The politics of the carbon tax are not easy. Conservative opposition to a climate-related tax, or any new tax, should not be understated. More than 160 members of Congress have signed the “No Climate Tax” pledge, opposing carbon tax increases that are not fully offset by other tax cuts. In addition, it would be necessary to provide adjustment assistance for communities and workers affected by the decline in coal consumption that would occur due to higher (after-carbon-tax) prices of coal. There are precedents for this type of assistance, for example, with respect to the tobacco settlement, so it is a feasible proposition.

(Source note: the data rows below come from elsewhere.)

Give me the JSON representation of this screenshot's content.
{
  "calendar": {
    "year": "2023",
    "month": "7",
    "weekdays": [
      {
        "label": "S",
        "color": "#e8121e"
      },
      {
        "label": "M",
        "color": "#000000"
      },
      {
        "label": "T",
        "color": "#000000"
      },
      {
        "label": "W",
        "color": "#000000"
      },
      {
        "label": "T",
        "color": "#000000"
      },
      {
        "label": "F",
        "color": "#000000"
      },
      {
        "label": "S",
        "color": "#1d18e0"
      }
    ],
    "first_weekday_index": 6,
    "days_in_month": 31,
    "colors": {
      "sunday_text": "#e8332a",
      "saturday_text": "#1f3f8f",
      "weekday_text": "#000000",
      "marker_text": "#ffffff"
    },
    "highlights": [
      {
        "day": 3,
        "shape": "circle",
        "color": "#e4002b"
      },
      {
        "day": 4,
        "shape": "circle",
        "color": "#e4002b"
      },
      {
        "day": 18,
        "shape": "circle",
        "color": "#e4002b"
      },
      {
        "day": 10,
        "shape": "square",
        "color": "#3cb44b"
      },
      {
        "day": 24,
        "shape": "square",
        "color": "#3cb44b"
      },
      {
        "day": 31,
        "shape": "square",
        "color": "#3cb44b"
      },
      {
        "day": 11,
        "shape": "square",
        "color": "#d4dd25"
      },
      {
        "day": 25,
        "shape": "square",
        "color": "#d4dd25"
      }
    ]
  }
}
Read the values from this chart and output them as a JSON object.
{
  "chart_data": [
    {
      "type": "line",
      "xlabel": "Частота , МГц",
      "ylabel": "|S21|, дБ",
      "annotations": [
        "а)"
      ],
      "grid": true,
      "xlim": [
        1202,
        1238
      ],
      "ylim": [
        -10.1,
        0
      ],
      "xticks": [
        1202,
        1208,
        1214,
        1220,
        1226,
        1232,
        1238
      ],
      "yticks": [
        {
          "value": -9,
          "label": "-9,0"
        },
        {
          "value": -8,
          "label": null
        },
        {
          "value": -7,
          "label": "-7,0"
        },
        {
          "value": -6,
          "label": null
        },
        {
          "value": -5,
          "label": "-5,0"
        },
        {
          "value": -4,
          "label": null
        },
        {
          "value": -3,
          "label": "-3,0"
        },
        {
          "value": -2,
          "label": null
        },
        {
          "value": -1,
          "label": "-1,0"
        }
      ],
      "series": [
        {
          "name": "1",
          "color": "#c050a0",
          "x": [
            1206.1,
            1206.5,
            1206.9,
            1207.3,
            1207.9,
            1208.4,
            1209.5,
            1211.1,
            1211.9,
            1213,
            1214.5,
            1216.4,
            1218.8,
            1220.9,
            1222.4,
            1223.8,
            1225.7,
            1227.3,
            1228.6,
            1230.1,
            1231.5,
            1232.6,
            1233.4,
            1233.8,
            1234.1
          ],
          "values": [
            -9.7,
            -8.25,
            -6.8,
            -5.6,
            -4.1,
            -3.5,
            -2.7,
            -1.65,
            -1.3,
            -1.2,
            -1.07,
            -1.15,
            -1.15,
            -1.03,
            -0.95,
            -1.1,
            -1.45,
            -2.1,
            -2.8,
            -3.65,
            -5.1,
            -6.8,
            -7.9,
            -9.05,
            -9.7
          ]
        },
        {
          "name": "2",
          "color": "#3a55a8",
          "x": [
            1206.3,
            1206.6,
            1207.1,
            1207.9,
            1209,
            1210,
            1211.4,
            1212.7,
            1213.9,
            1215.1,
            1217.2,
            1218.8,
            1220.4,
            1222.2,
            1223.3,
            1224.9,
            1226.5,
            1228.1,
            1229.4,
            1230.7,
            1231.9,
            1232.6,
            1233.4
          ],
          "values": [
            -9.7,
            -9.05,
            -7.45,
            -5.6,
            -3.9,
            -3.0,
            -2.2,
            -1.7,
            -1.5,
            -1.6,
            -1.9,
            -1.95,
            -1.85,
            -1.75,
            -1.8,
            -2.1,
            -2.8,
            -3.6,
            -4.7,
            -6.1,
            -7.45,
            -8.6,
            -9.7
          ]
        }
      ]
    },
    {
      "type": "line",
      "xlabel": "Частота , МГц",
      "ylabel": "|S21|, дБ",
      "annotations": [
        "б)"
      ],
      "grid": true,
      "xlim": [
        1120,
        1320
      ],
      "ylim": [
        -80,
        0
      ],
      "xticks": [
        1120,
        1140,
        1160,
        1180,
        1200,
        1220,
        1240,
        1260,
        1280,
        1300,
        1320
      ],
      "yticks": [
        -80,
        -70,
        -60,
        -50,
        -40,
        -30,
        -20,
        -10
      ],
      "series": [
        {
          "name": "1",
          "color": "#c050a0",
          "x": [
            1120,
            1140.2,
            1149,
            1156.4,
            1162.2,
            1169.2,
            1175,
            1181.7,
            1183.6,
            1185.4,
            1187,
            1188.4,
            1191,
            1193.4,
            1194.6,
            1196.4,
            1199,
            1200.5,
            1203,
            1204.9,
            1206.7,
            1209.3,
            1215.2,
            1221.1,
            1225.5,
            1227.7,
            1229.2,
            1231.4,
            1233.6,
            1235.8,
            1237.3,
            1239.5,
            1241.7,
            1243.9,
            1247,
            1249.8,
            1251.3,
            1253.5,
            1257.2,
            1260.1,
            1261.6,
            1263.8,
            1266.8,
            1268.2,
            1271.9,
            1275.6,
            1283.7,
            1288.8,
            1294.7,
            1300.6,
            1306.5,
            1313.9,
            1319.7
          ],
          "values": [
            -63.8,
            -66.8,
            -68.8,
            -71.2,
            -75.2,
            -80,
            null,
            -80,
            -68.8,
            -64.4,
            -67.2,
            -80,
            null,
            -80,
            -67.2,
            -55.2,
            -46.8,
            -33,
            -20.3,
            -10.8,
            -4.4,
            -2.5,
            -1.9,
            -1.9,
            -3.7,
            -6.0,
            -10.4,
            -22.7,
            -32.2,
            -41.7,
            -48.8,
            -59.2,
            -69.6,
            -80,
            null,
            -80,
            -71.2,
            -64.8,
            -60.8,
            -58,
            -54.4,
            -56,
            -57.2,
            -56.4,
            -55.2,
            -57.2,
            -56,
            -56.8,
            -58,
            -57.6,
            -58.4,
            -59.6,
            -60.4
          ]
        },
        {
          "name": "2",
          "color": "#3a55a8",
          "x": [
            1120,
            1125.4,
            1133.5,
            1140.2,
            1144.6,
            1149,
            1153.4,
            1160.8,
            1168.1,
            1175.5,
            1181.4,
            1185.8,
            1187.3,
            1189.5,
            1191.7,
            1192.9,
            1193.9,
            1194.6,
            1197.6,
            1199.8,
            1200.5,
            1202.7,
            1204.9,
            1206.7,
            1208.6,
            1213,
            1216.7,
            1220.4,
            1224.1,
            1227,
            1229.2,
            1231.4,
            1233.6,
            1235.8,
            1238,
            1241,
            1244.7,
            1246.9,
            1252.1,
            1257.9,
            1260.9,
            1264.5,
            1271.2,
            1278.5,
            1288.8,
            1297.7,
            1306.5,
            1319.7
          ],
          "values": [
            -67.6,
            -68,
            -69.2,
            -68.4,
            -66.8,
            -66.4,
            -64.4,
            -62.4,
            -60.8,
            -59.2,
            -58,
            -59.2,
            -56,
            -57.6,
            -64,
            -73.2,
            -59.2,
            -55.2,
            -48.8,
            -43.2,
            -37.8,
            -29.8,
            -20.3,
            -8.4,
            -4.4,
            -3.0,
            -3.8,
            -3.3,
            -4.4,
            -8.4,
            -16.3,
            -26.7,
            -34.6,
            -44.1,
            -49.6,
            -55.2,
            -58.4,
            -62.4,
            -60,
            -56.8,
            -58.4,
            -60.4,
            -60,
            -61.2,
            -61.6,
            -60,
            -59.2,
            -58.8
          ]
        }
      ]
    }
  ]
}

Moreover, one should not underestimate how difficult it will be for a new president and Congress to thread the political needle, ingeniously bringing an end to an era of partisanship and gridlock. Still, there are rays of hope. The liberal case for a carbon tax is fairly straightforward and hinges on giving incentives to clean up the environment and address climate change. But there is also a conservative case, focusing on the role of public policy to provide insurance against adverse outcomes, to get market incentives right, and to obviate more costly approaches, such as regulations, subsidies, and mandates. The carbon tax could supplant at least some regulation of greenhouse gases under the Clean Air Act, which the EPA has begun to implement and which most conservatives oppose.
Conservative leaders like George Shultz and Harvard economist Greg Mankiw have favored a carbon tax. John McCain proposed a cap-and-trade system, which can have similar economic effects to a carbon tax, more than a decade ago, and has spoken eloquently on the dangers of climate change. Some of the revenues from a carbon tax could be used to reduce corporate taxes, a proposal that may help garner conservative support.
The first year in office may well provide the best opportunity for the incoming president to influence tax policy. But history suggests that even a first-year program is not easy to enact unless the chief executive has campaigned on tax reform, and thus can claim a mandate on that issue, or has the benefit of having both houses of Congress held by his or her own party. There will continue to be disputes about the income and corporate tax well beyond 2017. In the meantime, the new president should seize the opportunity to lead the country to a carbon tax.